You have a long list so I'll give you the short version minus the scientific data to back it up. Just my 40+ years experience and losing lots of fish because of the wrong action rods on certain baits. Spinning and casting make little difference its personal preference. However, micro cranks are often easier to throw on a med-light spinning outfit rather than a casting. Also different line types can either enhance or diminish the action of a rod as well (ie line stretch). Length of rods can also play important role, especially special situation rods (ie docks etc). All this needs to be considered and measured to your style of fishing. Basically all crankbaits should be thrown on medium action rods, preferrably lami-glass, and rods should lengthen the deeper you want to fish. Deep cranking is easiest with a 7' rod. Spinnerbaits, buzzbaits, topwater baits, dropshot, and jerkbaits should be fished on medium action as well. 6' or 6.5 length rods are OK for these. Med-heavy action should be used when pitching jigs, heavy action for flipping. All plastics on a texas rig, carolina rig, swimbaits and soft jerkbaits, including senko type baits, med-heavy action. Follow these basic guidelines and the odds of you landing that fish greatly increase. Good Luck! :G


----------



## flypilot33 (Feb 9, 2006)

You have got some good info so far.


----------



## liquidsoap (Oct 22, 2005)

Looks good, got a question though, dont mean to steel your thread but how do you like your accurists and your echelon. I ironically bought one of each sunday at cabelas. I already have one accurist and like it a lot.


----------



## Fish4Fun (Apr 6, 2004)

So you like the Accurist liquid. Glad you did.


----------



## Fish4Fun (Apr 6, 2004)

i am still trying to get the best set ups going with my equipment as well hope to have some things changed around for my trip to ky.


----------



## MBeery (Jul 27, 2006)

Thanks Lake, 
That was exactly what I was looking for. I have been missing some fish and I think that this will help me out, appreciate it. 

Liquid, 
I like the Accurists quite a bit. IMO they are very smooth casting and just feel more sturdy when casting and reeling in a fish. I like the Echelon, yet it is not a smooth casting and doesn't seem to do very well with lighter presentations. I primarly use it for heavier stuff.


----------



## JamesT (Jul 22, 2005)

Lake,


When using a medium power rod with large (4", >3/4oz), deep crankbaits, do you ever feel like the lure has control over your rod? Instead of you controlling the lure?

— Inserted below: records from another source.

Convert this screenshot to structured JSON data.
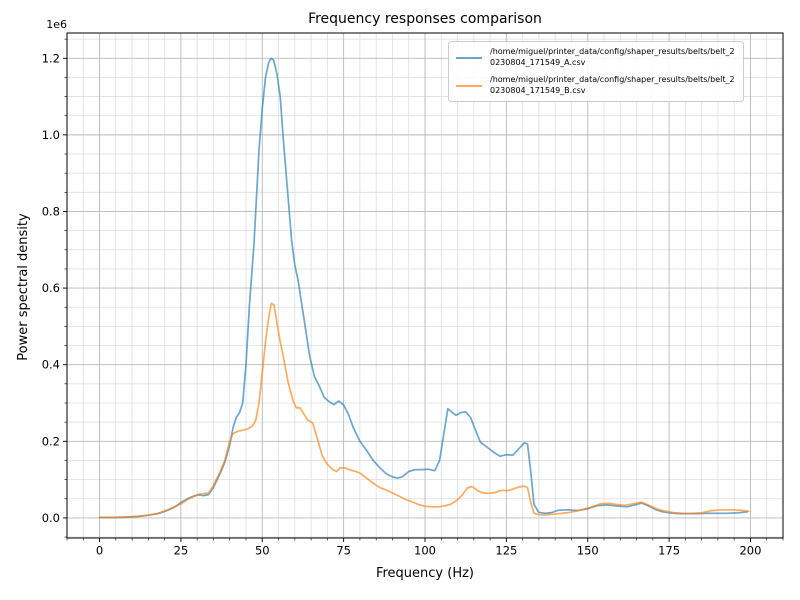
{
  "figure": {
    "title": "Frequency responses comparison",
    "xlabel": "Frequency (Hz)",
    "ylabel": "Power spectral density",
    "offset_text": "1e6"
  },
  "chart_data": {
    "type": "line",
    "title": "Frequency responses comparison",
    "xlabel": "Frequency (Hz)",
    "ylabel": "Power spectral density",
    "y_unit_multiplier": 1000000,
    "xlim": [
      -10,
      210
    ],
    "ylim": [
      -0.0525,
      1.266
    ],
    "grid": "both",
    "legend_position": "upper right",
    "x_major_ticks": [
      0,
      25,
      50,
      75,
      100,
      125,
      150,
      175,
      200
    ],
    "x_tick_labels": [
      "0",
      "25",
      "50",
      "75",
      "100",
      "125",
      "150",
      "175",
      "200"
    ],
    "x_minor_step": 5,
    "y_major_ticks": [
      0.0,
      0.2,
      0.4,
      0.6,
      0.8,
      1.0,
      1.2
    ],
    "y_tick_labels": [
      "0.0",
      "0.2",
      "0.4",
      "0.6",
      "0.8",
      "1.0",
      "1.2"
    ],
    "y_minor_step": 0.05,
    "series": [
      {
        "name": "/home/miguel/printer_data/config/shaper_results/belts/belt_20230804_171549_A.csv",
        "label_lines": [
          "/home/miguel/printer_data/config/shaper_results/belts/belt_2",
          "0230804_171549_A.csv"
        ],
        "color": "#1f77b4",
        "alpha": 0.65,
        "x": [
          0,
          4,
          8,
          12,
          15,
          18,
          21,
          23,
          25,
          27,
          29,
          30.5,
          32,
          33.5,
          35,
          37,
          38.5,
          40,
          41,
          42,
          43,
          44,
          45,
          46,
          47.5,
          49,
          50,
          51,
          52,
          52.7,
          53.5,
          54.5,
          55.5,
          56.5,
          58,
          59,
          60,
          61,
          62,
          63,
          64.5,
          66,
          67.5,
          69,
          70.5,
          72,
          73.5,
          75,
          76.5,
          78,
          80,
          82,
          84,
          86,
          88,
          90,
          91.5,
          93,
          95,
          97,
          99,
          101,
          103,
          104.5,
          106,
          107,
          108,
          109.5,
          111,
          112.5,
          114,
          115.5,
          117,
          119,
          121,
          123,
          125,
          127,
          129,
          130.5,
          131.5,
          132.5,
          133.5,
          135,
          137,
          139,
          141,
          144,
          147,
          150,
          153,
          156,
          159,
          162,
          164.5,
          166.5,
          168.5,
          171,
          173,
          175.5,
          178,
          181,
          184,
          187,
          190,
          193,
          196,
          199
        ],
        "y_1e6": [
          0.001,
          0.001,
          0.002,
          0.004,
          0.007,
          0.011,
          0.02,
          0.028,
          0.04,
          0.05,
          0.057,
          0.06,
          0.058,
          0.061,
          0.08,
          0.115,
          0.145,
          0.19,
          0.235,
          0.262,
          0.275,
          0.3,
          0.4,
          0.55,
          0.72,
          0.96,
          1.07,
          1.15,
          1.19,
          1.2,
          1.195,
          1.16,
          1.1,
          0.985,
          0.83,
          0.725,
          0.66,
          0.62,
          0.565,
          0.51,
          0.425,
          0.37,
          0.345,
          0.315,
          0.304,
          0.296,
          0.305,
          0.295,
          0.27,
          0.235,
          0.2,
          0.177,
          0.151,
          0.132,
          0.116,
          0.107,
          0.104,
          0.107,
          0.121,
          0.126,
          0.126,
          0.127,
          0.123,
          0.15,
          0.23,
          0.285,
          0.278,
          0.268,
          0.275,
          0.277,
          0.262,
          0.23,
          0.198,
          0.185,
          0.172,
          0.161,
          0.165,
          0.164,
          0.182,
          0.196,
          0.193,
          0.12,
          0.035,
          0.014,
          0.012,
          0.014,
          0.02,
          0.021,
          0.019,
          0.024,
          0.032,
          0.034,
          0.031,
          0.029,
          0.034,
          0.039,
          0.032,
          0.021,
          0.016,
          0.013,
          0.011,
          0.011,
          0.011,
          0.012,
          0.012,
          0.012,
          0.013,
          0.016
        ]
      },
      {
        "name": "/home/miguel/printer_data/config/shaper_results/belts/belt_20230804_171549_B.csv",
        "label_lines": [
          "/home/miguel/printer_data/config/shaper_results/belts/belt_2",
          "0230804_171549_B.csv"
        ],
        "color": "#ff7f0e",
        "alpha": 0.65,
        "x": [
          0,
          4,
          8,
          12,
          15,
          18,
          21,
          23,
          25,
          27,
          29,
          30.5,
          32,
          33.5,
          35,
          37,
          38.5,
          40,
          41,
          42.5,
          44,
          45.5,
          47,
          48,
          49,
          50,
          51,
          52,
          52.8,
          53.6,
          54.5,
          55.5,
          56.5,
          58,
          59.5,
          60.5,
          61.5,
          62.5,
          64,
          65.5,
          67,
          68.5,
          70,
          71.5,
          72.8,
          74,
          75.5,
          77,
          78.5,
          80,
          82,
          84,
          86,
          88,
          90,
          92,
          94,
          96,
          98,
          100,
          102,
          104,
          106,
          108,
          110,
          111.5,
          113,
          114.5,
          116,
          117.5,
          119.5,
          121.5,
          123.5,
          125.5,
          127.5,
          129,
          130.5,
          131.5,
          132.5,
          133.5,
          135,
          137,
          139,
          141,
          143.5,
          146,
          148.5,
          151,
          154,
          156.5,
          159,
          161.5,
          164,
          166.5,
          169,
          171,
          173.5,
          176,
          179,
          182,
          185,
          188,
          191,
          194,
          197,
          199.5
        ],
        "y_1e6": [
          0.001,
          0.001,
          0.002,
          0.004,
          0.007,
          0.012,
          0.021,
          0.029,
          0.036,
          0.048,
          0.056,
          0.062,
          0.063,
          0.065,
          0.085,
          0.12,
          0.15,
          0.2,
          0.22,
          0.226,
          0.229,
          0.232,
          0.24,
          0.255,
          0.3,
          0.38,
          0.46,
          0.525,
          0.56,
          0.556,
          0.51,
          0.46,
          0.42,
          0.352,
          0.305,
          0.287,
          0.288,
          0.275,
          0.255,
          0.248,
          0.205,
          0.16,
          0.14,
          0.127,
          0.121,
          0.131,
          0.13,
          0.125,
          0.122,
          0.117,
          0.104,
          0.091,
          0.08,
          0.073,
          0.065,
          0.057,
          0.048,
          0.042,
          0.035,
          0.03,
          0.029,
          0.029,
          0.031,
          0.036,
          0.047,
          0.06,
          0.078,
          0.082,
          0.072,
          0.066,
          0.064,
          0.066,
          0.072,
          0.071,
          0.077,
          0.081,
          0.083,
          0.079,
          0.04,
          0.012,
          0.008,
          0.008,
          0.009,
          0.011,
          0.013,
          0.017,
          0.022,
          0.028,
          0.037,
          0.038,
          0.035,
          0.033,
          0.037,
          0.041,
          0.032,
          0.024,
          0.018,
          0.014,
          0.012,
          0.012,
          0.013,
          0.019,
          0.021,
          0.021,
          0.02,
          0.017
        ]
      }
    ]
  }
}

That is the problem I've been having and the switch to a medium-heavy with moderate-fast action has solved that problem...Just my $0.02.

JamesT


----------



## fishingredhawk (Apr 14, 2004)

I would throw your jig with 15lb test


----------



## ThunderHawk7 (May 3, 2004)

What everyone has said is great advice...I will just add a couple of my preferences for you to consider...

Try a 7' 6" Heavy action Rod for your Carolina Rig. It gives you more leverage on the hook set as well as when try to work your sinker over the rocky junk. My riggin outfit is a Quantum Iron (6:1) spooled with 17lb Sensation with a 17lb leader...

For Topwaters and Spinnerbaits think about trying a 6 foot med action rod. Even if its an extra...The 6 foot rod makes it easier to be pinpoint accurate when throwing baits under trees and other overhanging cover...as well as along docks and laydowns and such. When casting to specific targets ie the crotch of a tree....It makes it easier....

I throw my cranks on a 7 med action BPS extreme rod with 8lb magnaflex or Suffix. This out fit has landed a 38" inch musky and alot of bass. The reel is an old quantum energy or a Curado....Both a geared at 5:1.

Pitching Outfit is a 7 foot MH extreme rod with a Curado SF. I use 17lb sensation for this...esecially when fishing heavy cover with jigs or tx rigged plastics.

Anyway, just a few more suggestions for ya. Nice thread....


Hawk


----------



## lakeslouie (Jan 11, 2006)

JamesT- I would answer that by saying if it works for you thats great. The reason you use medium action when cranking is so the bass can actually engulf the lure without the rod action pulling it out before it actually takes it all the way. Kinda like a built in delay with you rod. I'm sure you've all seen video footage of how a bass actually hits a lure, it flares its gills and sucks it in. The easier it goes in the better hookset you get and fewer hooked and lost fish. Lighter action rods will also greatly increase your chance of landing fish that are barely hooked. These fish must be fought ever so gently as to not work hook any looser and absolutely cannot horse these fish in fast. Light pressure and light drag and take your time. That is my reason for using lighter action rods for cranking, topwater, spinnerbaits, buzzbaits or anything you throw and reel back. As far as controlling the lure, I'm not sure exactly what you mean. If you mean your rod bends or flexes more while retrieving lure, I like this as I know the built-in delay factor is working. I do know this that heavier action rods will sometimes kill the action of some lures and sometimes this is how fish want it. Just experiment. 
MBeery- Missing fish and losing fish are two different things. If you've actually hooked a fish and it comes off, this is losing a fish. This is adjusted by equipment. Missed fish are those that strike short or bite you bait and when you set the hook, you miss it. Missed fish can sometimes be fixed by adjusting technique. Short strikes are most common and can be adjusted by retrieve speed, change color, change size of lure, and retrieve methods (fast, slow, stop and go etc). With spinnerbaits some have luck by adding trailer hooks, trying different colors, retrieves etc. My best adjustment on spinners is by adding a trailer, not a hook, but a piece of plastic on hook to give fish a little more to pull on as it sucks it in. For me it works as well as a trailer hook and stays more weedless. I like Hank Parker Spinnerbait trailers as they are streamlined and very durable. When using plastic and you set the hook and miss it clean, more times than not immediatly throw back to same spot and usually can get another bite. Hope this answers everyones questions! Good Luck! :G


----------